写在前面
我还是决定把这件事记下来。没有任何因素能动摇我的决心,除非我自己的灵魂与心全都死去。
我的心曾经死过,很长的一段时间,几乎看不到任何复活的希望。心死是为了摆脱,对世间的情与恨再没有感觉,没有什么能撼动我的心灵。只可惜我还有灵魂,心死只是灵魂的作品,主观的心死丝毫没有改变对灵魂的磨难。我恨自己还有灵魂,但无论如何没有舍弃灵魂的打算。因为灵魂与心共同组建了我生的命运。我热爱生命,丢掉心,便不愿再抛去灵魂。
夏天,城市被台风狂袭,倾盆的暴雨涤荡着世间万物,怒吼的风摧残了冠盖如华的树木。树木是风的伙伴,她用火般的身心与狂风相拥,本想激情共舞,结果却遭来无情的折磨。树不仅心死,而且宁愿把整个生命也扑倒于地,与风同逝。但倒下的树木流完了最后一滴伤心的泪水,却又奇迹般地长出了新绿。
生命的旺盛与宝贵,是包括人在内的一切生灵都应该珍惜的。
不知哪一天,我死去的心被灵魂激活,如长出新绿的大树重新焕发了活力,便与灵魂一起作往事的回忆,虽然苦涩,却没再拒绝,因为我感觉回忆与纪念是对生命最好的完善。
生命是有限的,但记录的文字能把生命长久地延续。
A篇裸
预谋和刻意安排不是故事,偶然带来惊奇,自然地发生
才构成生活真正的丰富多彩。
一丝风也没有。
凡臣透过幽暗静谧的夜色,望了望斜横在窗前的梨树枝条,疏密有致的叶片把世界的轮廓隔离得零零碎碎,圆砣样的梨果沉实地坠满枝头,点缀得窗框里宛若一幅模糊的泼墨画。整个世界仿佛一时停止了呼吸,在寂静中蕴蓄新的躁动。凡臣略微掀动鼻翼,便觉丝丝青涩的叶鲜果香浸润肺腑,一股舒畅的快意漾遍身心,笑容立时滑过眉宇。也就那么一瞬,倏然飘散,清寂和溽热感重新裹挟了我,凡臣挪动一下身子,试图打乱这令人焦灼的静谧,伸手抓起桌上的毛巾往脸上擦,汗珠儿仍然止不住地滋出。风没有,而且燥得很。凡臣身上只剩下一条短裤头,脱了也无法缓解天气的闷热。凡臣下意识地摸摸有点潮湿的裤头,目光又停留在摊在面前的课本上。
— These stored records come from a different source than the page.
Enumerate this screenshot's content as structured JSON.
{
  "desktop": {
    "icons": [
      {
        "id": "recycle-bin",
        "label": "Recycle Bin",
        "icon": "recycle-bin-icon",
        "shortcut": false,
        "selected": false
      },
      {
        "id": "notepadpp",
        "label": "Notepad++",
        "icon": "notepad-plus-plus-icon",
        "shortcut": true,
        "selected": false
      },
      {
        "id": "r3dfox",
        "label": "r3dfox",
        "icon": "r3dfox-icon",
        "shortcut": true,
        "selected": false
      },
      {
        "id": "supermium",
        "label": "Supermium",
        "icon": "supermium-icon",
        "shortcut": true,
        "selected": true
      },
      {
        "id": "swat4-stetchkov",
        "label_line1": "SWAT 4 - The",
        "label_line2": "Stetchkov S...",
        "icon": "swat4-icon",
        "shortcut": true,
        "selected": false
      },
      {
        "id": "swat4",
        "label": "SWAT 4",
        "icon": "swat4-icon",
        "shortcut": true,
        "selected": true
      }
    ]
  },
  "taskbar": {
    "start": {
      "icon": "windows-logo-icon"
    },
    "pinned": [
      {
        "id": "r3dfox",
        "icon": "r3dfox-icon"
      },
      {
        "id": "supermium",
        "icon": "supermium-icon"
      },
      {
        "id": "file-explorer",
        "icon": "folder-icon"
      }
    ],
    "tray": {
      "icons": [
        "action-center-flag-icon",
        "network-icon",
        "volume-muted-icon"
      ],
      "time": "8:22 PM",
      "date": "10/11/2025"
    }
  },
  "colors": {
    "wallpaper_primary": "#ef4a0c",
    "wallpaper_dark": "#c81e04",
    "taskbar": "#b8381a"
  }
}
爸妈带着妹妹看电影去了。凡臣独自一人在家看书。凡臣是我的名字。面临明年的高考,前途的不确定不知从哪一天起磨损了我本来还很贪玩的心。
45瓦的电灯泡发出淡黄色的光。这里原本是一间教室,如今已被隔离成几个狭小的房间。凡臣时不时地挤弄一下眼睛。因为长期适应在煤油灯下学习,坐在这本来不算耀眼的电灯光下,眼睛却有些微干涩的感觉。
面前的书桌上堆满课本,全是课本。凡臣喜欢的小说,早已被爸爸锁进书柜,宁愿供给书虫们做食物,也不肯让我瞟上一眼。这件事起于这个暑假。爸爸安慰我说:“等明年高考后随你怎么看,这一年你收收心用在课业上吧!”其实,爸爸书柜里的那些小说,凡臣全看过,有些还看了不止一遍。比如凡臣特别喜欢的《红楼梦》、《水浒传》,托尔斯泰的《复活》也看过两遍。爸爸知道我的阅读成绩,这一点也是他最得意的。可是,为了明年的高考,爸爸总要采取点什么措施,表示对我的约束,对我关闭书柜算是最强硬的姿态了。
仅仅是姿态而已。真要想看,凡臣还是有办法的,书柜对妹妹岚岚仍然是开放的。想看什么书,嘱托岚岚向爸爸要便能达到目的。岚岚暑假后上初二,对小说的钟爱比我还痴迷,逮着一本巴不得一口气看完。然而,面对明年的高考,凡臣仿佛没有了这个激情,起码最近一段时间没有,确切说是激情转移了。我自己感觉到,应该把全部精力放在课业上。凡臣自觉地配合着爸爸的约束。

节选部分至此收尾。